Começam direitinhas, as duas para baixo, como convém. Rapidamente as cruzo. Depois a de cima fica dormente e troco-as. Chega a vez da outra. Tenho que esperar que elas acordem. Depois ponho a esquerda debaixo do rabo e que confortável que eu fico assim. Ai que ficou outra vez dormente. Apoio a direita nas caixas de arrumação e assim é que é mesmo mesmo bom. Naaa, já me dói a planta do pé. Então, vá, apoio a outra nas caixas e cruzo a outra. Pronto, parece que é desta. Ui que me desiquilibro. Então e se me encostar à estante, puser as pernas em cima da secretária e os livros em cima delas? Ora muito bem, que cheguei ao paraíso. Mas as costas começam a dar de si.

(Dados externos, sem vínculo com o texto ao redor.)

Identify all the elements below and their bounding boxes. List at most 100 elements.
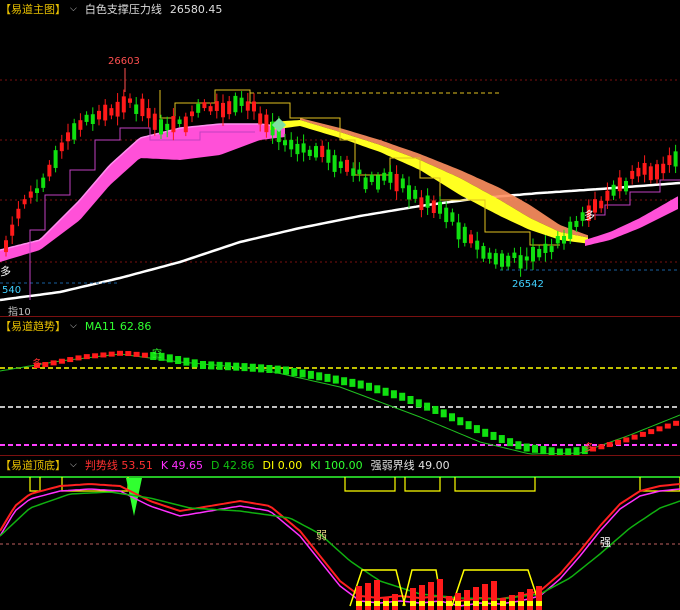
trend-bar-green — [366, 382, 372, 391]
candle-down — [53, 150, 58, 168]
candle-down — [289, 139, 294, 150]
candle-down — [332, 155, 337, 172]
candle-up — [419, 197, 424, 211]
candle-down — [357, 169, 362, 174]
candle-up — [115, 101, 120, 117]
trend-bar-green — [390, 390, 397, 399]
trend-panel[interactable]: 【易道趋势】 ⌵ MA11 62.86 多 空 多 — [0, 316, 680, 455]
trend-bar-green — [515, 441, 522, 450]
candle-down — [351, 168, 356, 176]
left-marker-label: 指10 — [8, 307, 31, 316]
candle-down — [475, 240, 480, 250]
top-bracket-3 — [404, 477, 441, 492]
trend-bar-green — [565, 448, 572, 455]
candle-up — [431, 200, 436, 214]
bottom-yellow-box — [464, 601, 470, 606]
trend-title[interactable]: 【易道趋势】 — [0, 318, 66, 334]
mark-qiang: 强 — [600, 536, 611, 549]
trend-bar-green — [498, 435, 505, 444]
trend-bar-green — [457, 417, 464, 426]
candle-down — [450, 212, 455, 222]
ma-label: MA11 — [84, 319, 116, 333]
candle-down — [493, 253, 498, 265]
trend-bar-green — [573, 447, 580, 455]
candle-down — [326, 149, 331, 163]
trend-bar-green — [200, 361, 206, 369]
bottom-red-bar — [536, 586, 542, 610]
indicator-0: 判势线 53.51 — [84, 459, 153, 472]
bottom-red-bar — [419, 585, 425, 610]
candle-up — [214, 101, 219, 111]
candle-up — [252, 101, 256, 112]
trend-bar-green — [283, 366, 289, 375]
candle-down — [283, 140, 287, 146]
candle-down — [196, 103, 201, 113]
trend-bar-red — [92, 353, 99, 359]
trend-bar-green — [440, 409, 447, 418]
k-line — [0, 488, 680, 607]
candle-down — [537, 248, 542, 258]
trend-bar-green — [175, 356, 182, 365]
candle-down — [407, 185, 411, 200]
trend-bar-green — [482, 428, 489, 437]
candle-up — [599, 200, 604, 209]
candle-up — [47, 164, 52, 177]
bottom-yellow-box — [518, 601, 524, 606]
trend-bar-red — [673, 420, 680, 426]
trend-mark-duo: 多 — [32, 359, 42, 370]
trend-bar-green — [307, 370, 314, 379]
bottom-red-bar — [464, 590, 470, 610]
candle-up — [617, 177, 622, 192]
main-chart-header: 【易道主图】 ⌵ 白色支撑压力线 26580.45 — [0, 0, 222, 18]
chevron-down-icon[interactable]: ⌵ — [70, 321, 77, 331]
trend-bar-red — [598, 444, 605, 450]
top-bottom-panel[interactable]: 【易道顶底】 ⌵ 判势线 53.51 K 49.65 D 42.86 DI 0.00 K… — [0, 455, 680, 610]
candle-down — [41, 177, 46, 188]
trend-bar-green — [241, 363, 248, 372]
trend-bar-red — [67, 357, 74, 363]
trend-bar-green — [332, 375, 339, 384]
trend-bar-red — [664, 423, 671, 429]
candle-down — [543, 243, 548, 253]
bottom-yellow-box — [527, 601, 533, 606]
top-bottom-title[interactable]: 【易道顶底】 — [0, 457, 66, 473]
trend-canvas[interactable] — [0, 317, 680, 455]
trend-bar-red — [125, 351, 132, 357]
main-chart-title[interactable]: 【易道主图】 — [0, 1, 66, 17]
candle-down — [233, 95, 238, 113]
candle-down — [574, 220, 579, 227]
candle-down — [35, 188, 39, 193]
trend-bar-red — [83, 354, 90, 360]
candle-down — [456, 222, 461, 240]
top-bottom-canvas[interactable] — [0, 456, 680, 610]
chevron-down-icon[interactable]: ⌵ — [70, 460, 77, 470]
candle-up — [655, 164, 659, 180]
candle-down — [506, 255, 511, 267]
candle-down — [438, 201, 442, 214]
bottom-yellow-box — [473, 601, 479, 606]
candle-up — [78, 120, 83, 130]
candle-up — [642, 163, 647, 175]
trend-bar-red — [141, 352, 148, 358]
trend-bar-green — [424, 402, 431, 411]
indicator-value: 26580.45 — [169, 2, 223, 16]
main-chart-canvas[interactable] — [0, 0, 680, 316]
candle-down — [376, 175, 380, 190]
ma-value: 62.86 — [119, 319, 152, 333]
candle-up — [109, 108, 114, 116]
chevron-down-icon[interactable]: ⌵ — [70, 4, 77, 14]
candle-down — [301, 143, 306, 153]
indicator-3: DI 0.00 — [262, 458, 303, 472]
trend-bar-green — [266, 364, 273, 373]
mark-ruo: 弱 — [316, 529, 327, 542]
candle-up — [66, 132, 70, 142]
candle-down — [444, 207, 449, 223]
trend-header: 【易道趋势】 ⌵ MA11 62.86 — [0, 317, 151, 335]
main-chart-panel[interactable]: 【易道主图】 ⌵ 白色支撑压力线 26580.45 26603 26542 54… — [0, 0, 680, 316]
step-line — [159, 89, 560, 246]
bottom-yellow-box — [374, 601, 380, 606]
bottom-red-bar — [356, 586, 362, 610]
candle-up — [140, 98, 145, 117]
candle-down — [72, 123, 77, 140]
trend-bar-red — [656, 426, 663, 432]
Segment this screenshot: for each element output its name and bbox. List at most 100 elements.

Calculo que seja desnecessário alongar-me em descrições. O «a reter» é que, passados 20 minutos de me ter sentado, doem-me as pernas, as costas, o rabo, os pés e, potencialmente o pescoço (que também entra nestas brincadeiras). Sem contar que, às tantas, a minha posição é digna da mais bem paga contorcionista do Cirque du Soleil. O que fazer então? Ir para a cama esticar-me a ler aquele livro que anda a ser lido de 2 em 2 minutos, claramente.